After analysis, the map shows color-coded markers for detected positions. Hover over a marker to view a tooltip including:

  • Owner name
  • Identifier
  • Coordinates
  • Timestamp
  • Anomaly score

Step 5 — Filter and refine results

Use filter controls in the sidebar to narrow results. Filters update the results table in real time. Clear a filter to return to the full results set.

Step 6 — Tag entities for follow-up

Use the Entity Tagging tab to apply tags to flagged individuals.

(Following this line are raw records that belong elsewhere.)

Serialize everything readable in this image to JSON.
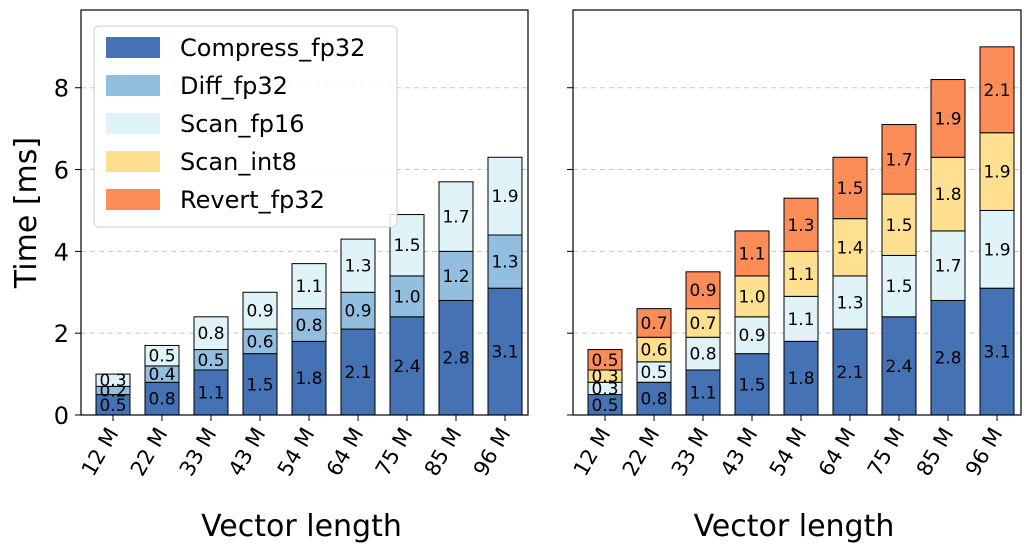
{
  "chart_data": [
    {
      "type": "bar",
      "stacked": true,
      "panel": "left",
      "xlabel": "Vector length",
      "ylabel": "Time [ms]",
      "ylim": [
        0,
        9.9
      ],
      "yticks": [
        0,
        2,
        4,
        6,
        8
      ],
      "grid": "y-dashed",
      "legend": "top-left",
      "categories": [
        "12 M",
        "22 M",
        "33 M",
        "43 M",
        "54 M",
        "64 M",
        "75 M",
        "85 M",
        "96 M"
      ],
      "series": [
        {
          "name": "Compress_fp32",
          "color": "#4472b4",
          "values": [
            0.5,
            0.8,
            1.1,
            1.5,
            1.8,
            2.1,
            2.4,
            2.8,
            3.1
          ]
        },
        {
          "name": "Diff_fp32",
          "color": "#92bfe0",
          "values": [
            0.2,
            0.4,
            0.5,
            0.6,
            0.8,
            0.9,
            1.0,
            1.2,
            1.3
          ]
        },
        {
          "name": "Scan_fp16",
          "color": "#e0f3f8",
          "values": [
            0.3,
            0.5,
            0.8,
            0.9,
            1.1,
            1.3,
            1.5,
            1.7,
            1.9
          ]
        }
      ]
    },
    {
      "type": "bar",
      "stacked": true,
      "panel": "right",
      "xlabel": "Vector length",
      "ylabel": "",
      "ylim": [
        0,
        9.9
      ],
      "yticks": [
        0,
        2,
        4,
        6,
        8
      ],
      "grid": "y-dashed",
      "categories": [
        "12 M",
        "22 M",
        "33 M",
        "43 M",
        "54 M",
        "64 M",
        "75 M",
        "85 M",
        "96 M"
      ],
      "series": [
        {
          "name": "Compress_fp32",
          "color": "#4472b4",
          "values": [
            0.5,
            0.8,
            1.1,
            1.5,
            1.8,
            2.1,
            2.4,
            2.8,
            3.1
          ]
        },
        {
          "name": "Scan_fp16",
          "color": "#e0f3f8",
          "values": [
            0.3,
            0.5,
            0.8,
            0.9,
            1.1,
            1.3,
            1.5,
            1.7,
            1.9
          ]
        },
        {
          "name": "Scan_int8",
          "color": "#fee090",
          "values": [
            0.3,
            0.6,
            0.7,
            1.0,
            1.1,
            1.4,
            1.5,
            1.8,
            1.9
          ]
        },
        {
          "name": "Revert_fp32",
          "color": "#fc8d59",
          "values": [
            0.5,
            0.7,
            0.9,
            1.1,
            1.3,
            1.5,
            1.7,
            1.9,
            2.1
          ]
        }
      ]
    }
  ],
  "legend": [
    {
      "label": "Compress_fp32",
      "color": "#4472b4"
    },
    {
      "label": "Diff_fp32",
      "color": "#92bfe0"
    },
    {
      "label": "Scan_fp16",
      "color": "#e0f3f8"
    },
    {
      "label": "Scan_int8",
      "color": "#fee090"
    },
    {
      "label": "Revert_fp32",
      "color": "#fc8d59"
    }
  ]
}
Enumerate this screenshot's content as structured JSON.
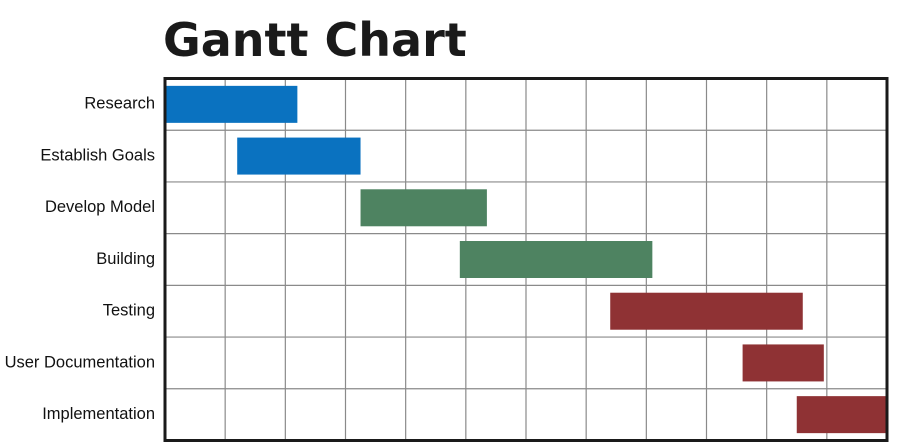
{
  "chart_data": {
    "type": "bar",
    "title": "Gantt Chart",
    "categories": [
      "Research",
      "Establish Goals",
      "Develop Model",
      "Building",
      "Testing",
      "User Documentation",
      "Implementation"
    ],
    "tasks": [
      {
        "name": "Research",
        "start": 0.0,
        "end": 2.2,
        "color": "#0a72c0"
      },
      {
        "name": "Establish Goals",
        "start": 1.2,
        "end": 3.25,
        "color": "#0a72c0"
      },
      {
        "name": "Develop Model",
        "start": 3.25,
        "end": 5.35,
        "color": "#4e8361"
      },
      {
        "name": "Building",
        "start": 4.9,
        "end": 8.1,
        "color": "#4e8361"
      },
      {
        "name": "Testing",
        "start": 7.4,
        "end": 10.6,
        "color": "#8f3234"
      },
      {
        "name": "User Documentation",
        "start": 9.6,
        "end": 10.95,
        "color": "#8f3234"
      },
      {
        "name": "Implementation",
        "start": 10.5,
        "end": 12.0,
        "color": "#8f3234"
      }
    ],
    "xlim": [
      0,
      12
    ],
    "x_gridlines": 12,
    "grid": true,
    "xlabel": "",
    "ylabel": ""
  },
  "colors": {
    "blue": "#0a72c0",
    "green": "#4e8361",
    "red": "#8f3234",
    "grid": "#8a8a8a",
    "frame": "#1a1a1a"
  }
}
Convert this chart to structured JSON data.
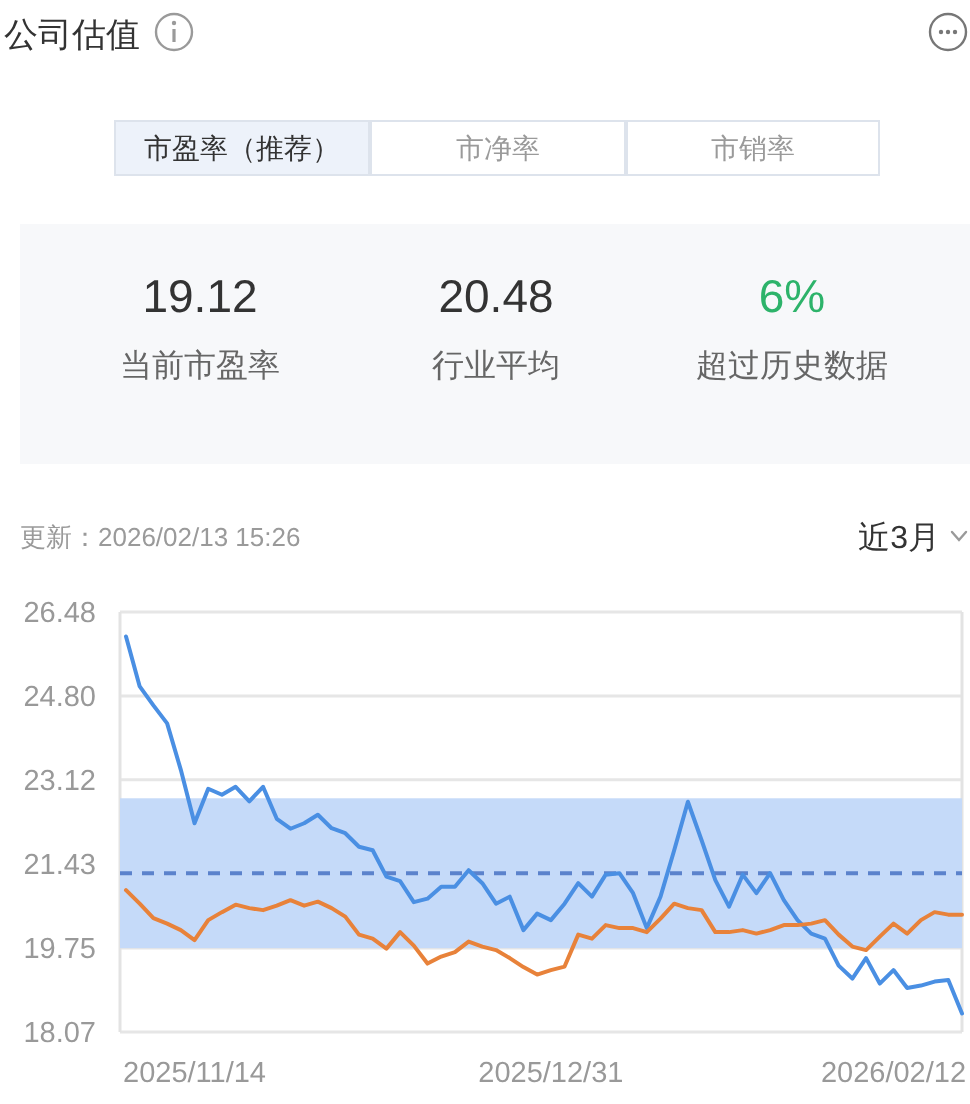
{
  "chart_data": {
    "type": "line",
    "title": "公司估值",
    "categories": [
      null,
      null,
      null,
      null,
      null,
      "2025/11/14",
      null,
      null,
      null,
      null,
      null,
      null,
      null,
      null,
      null,
      null,
      null,
      null,
      null,
      null,
      null,
      null,
      null,
      null,
      null,
      null,
      null,
      null,
      null,
      null,
      null,
      "2025/12/31",
      null,
      null,
      null,
      null,
      null,
      null,
      null,
      null,
      null,
      null,
      null,
      null,
      null,
      null,
      null,
      null,
      null,
      null,
      null,
      null,
      null,
      null,
      null,
      null,
      "2026/02/12",
      null,
      null,
      null,
      null,
      null
    ],
    "series": [
      {
        "color": "#4a8fe3",
        "values": [
          25.99,
          24.99,
          24.61,
          24.25,
          23.32,
          22.25,
          22.94,
          22.82,
          22.98,
          22.69,
          22.98,
          22.34,
          22.14,
          22.25,
          22.42,
          22.15,
          22.05,
          21.78,
          21.71,
          21.18,
          21.09,
          20.67,
          20.74,
          20.98,
          20.98,
          21.31,
          21.05,
          20.64,
          20.78,
          20.11,
          20.44,
          20.31,
          20.64,
          21.05,
          20.78,
          21.22,
          21.25,
          20.85,
          20.15,
          20.78,
          21.71,
          22.68,
          21.91,
          21.11,
          20.58,
          21.22,
          20.85,
          21.25,
          20.71,
          20.31,
          20.04,
          19.94,
          19.4,
          19.14,
          19.55,
          19.04,
          19.31,
          18.95,
          19.0,
          19.08,
          19.11,
          18.44
        ]
      },
      {
        "color": "#e8823a",
        "values": [
          20.91,
          20.64,
          20.35,
          20.24,
          20.11,
          19.91,
          20.31,
          20.47,
          20.62,
          20.55,
          20.51,
          20.6,
          20.71,
          20.6,
          20.68,
          20.55,
          20.38,
          20.02,
          19.94,
          19.74,
          20.07,
          19.8,
          19.44,
          19.58,
          19.67,
          19.88,
          19.78,
          19.71,
          19.55,
          19.37,
          19.22,
          19.31,
          19.38,
          20.02,
          19.94,
          20.21,
          20.15,
          20.15,
          20.07,
          20.34,
          20.64,
          20.55,
          20.51,
          20.07,
          20.07,
          20.11,
          20.04,
          20.11,
          20.21,
          20.21,
          20.24,
          20.31,
          20.02,
          19.78,
          19.71,
          19.98,
          20.24,
          20.04,
          20.31,
          20.47,
          20.42,
          20.42
        ]
      }
    ],
    "ylim": [
      18.07,
      26.48
    ],
    "yticks": [
      18.07,
      19.75,
      21.43,
      23.12,
      {
        "value": 24.8,
        "label": "24.80"
      },
      26.48
    ],
    "grid": "y",
    "ref_lines": [
      {
        "axis": "y",
        "value": 21.25,
        "color": "#5b82cc",
        "line_style": "dashed"
      }
    ],
    "bands": [
      {
        "axis": "y",
        "from": 19.75,
        "to": 22.75,
        "color": "#c5daf9"
      }
    ],
    "annotations": [
      "市盈率（推荐）",
      "市净率",
      "市销率",
      "19.12",
      "当前市盈率",
      "20.48",
      "行业平均",
      "6%",
      "超过历史数据",
      "更新：2026/02/13 15:26",
      "近3月"
    ]
  }
}
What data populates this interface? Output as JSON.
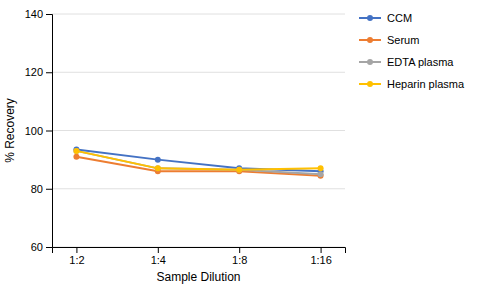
{
  "chart_data": {
    "type": "line",
    "categories": [
      "1:2",
      "1:4",
      "1:8",
      "1:16"
    ],
    "series": [
      {
        "name": "CCM",
        "color": "#4472C4",
        "values": [
          93.5,
          90,
          87,
          86
        ]
      },
      {
        "name": "Serum",
        "color": "#ED7D31",
        "values": [
          91,
          86,
          86,
          84.5
        ]
      },
      {
        "name": "EDTA plasma",
        "color": "#A5A5A5",
        "values": [
          93,
          87,
          86.5,
          85
        ]
      },
      {
        "name": "Heparin plasma",
        "color": "#FFC000",
        "values": [
          93,
          87,
          86.5,
          87
        ]
      }
    ],
    "xlabel": "Sample Dilution",
    "ylabel": "% Recovery",
    "ylim": [
      60,
      140
    ],
    "yticks": [
      60,
      80,
      100,
      120,
      140
    ],
    "grid": true,
    "legend": "right",
    "marker": "circle"
  }
}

  1. In the Results table, select the rows you want to tag using the checkboxes.
  2. Open Entity Tagging.
  3. Select the Workspace where tags will be applied.
  4. Select an existing Tag Group or create a new one.
  5. Apply tagging. The app categorizes tags by risk level (High, Medium, Low) and shows a confirmation notification when complete.

Understanding the Output

Anomaly Detection produces outputs in the results panel and on the map.

  • Anomaly score
  • A normalized value from 0 to 1 that represents how unusual an individual’s activity is compared to the historical baseline.
  • Combined score
  • A weighted average across all active algorithm scores when you run multiple algorithms.
  • Results table
  • A list of flagged individuals with scores and risk categories. Use sorting and filters to prioritize follow-up.
  • Statistics dashboard
  • Summary counts and score distributions that help you validate whether the run produces a focused set of results or too many candidates.
  • Map markers
  • Spatial context for where anomalies occur. Use the tooltip to verify time and location before you draw conclusions.

Tips for Best Results

  • Use multiple algorithms together to reduce false positives and improve combined scoring.
  • Start with a longer Historical Lookback Period (for example 60–90 days) for a more stable baseline.
  • Use the distance-based algorithm when you investigate individuals far outside their usual territory.
  • Use “New Location” when you focus on entities new to the system.
  • Apply filters before tagging so you tag only the most relevant candidates.
  • Review map tooltips for time and coordinates before you treat a result as actionable.

Known Limitations

  • Results depend on the quality and coverage of historical data. Short baselines reduce reliability.
  • Risk categories summarize scores. They do not confirm intent or threat without supporting evidence.
  • Multiple algorithms can produce different rankings. Use the combined score as a triage signal, not a conclusion.
  • Polygons define scope. Incorrect polygon placement can include irrelevant activity or miss key positions.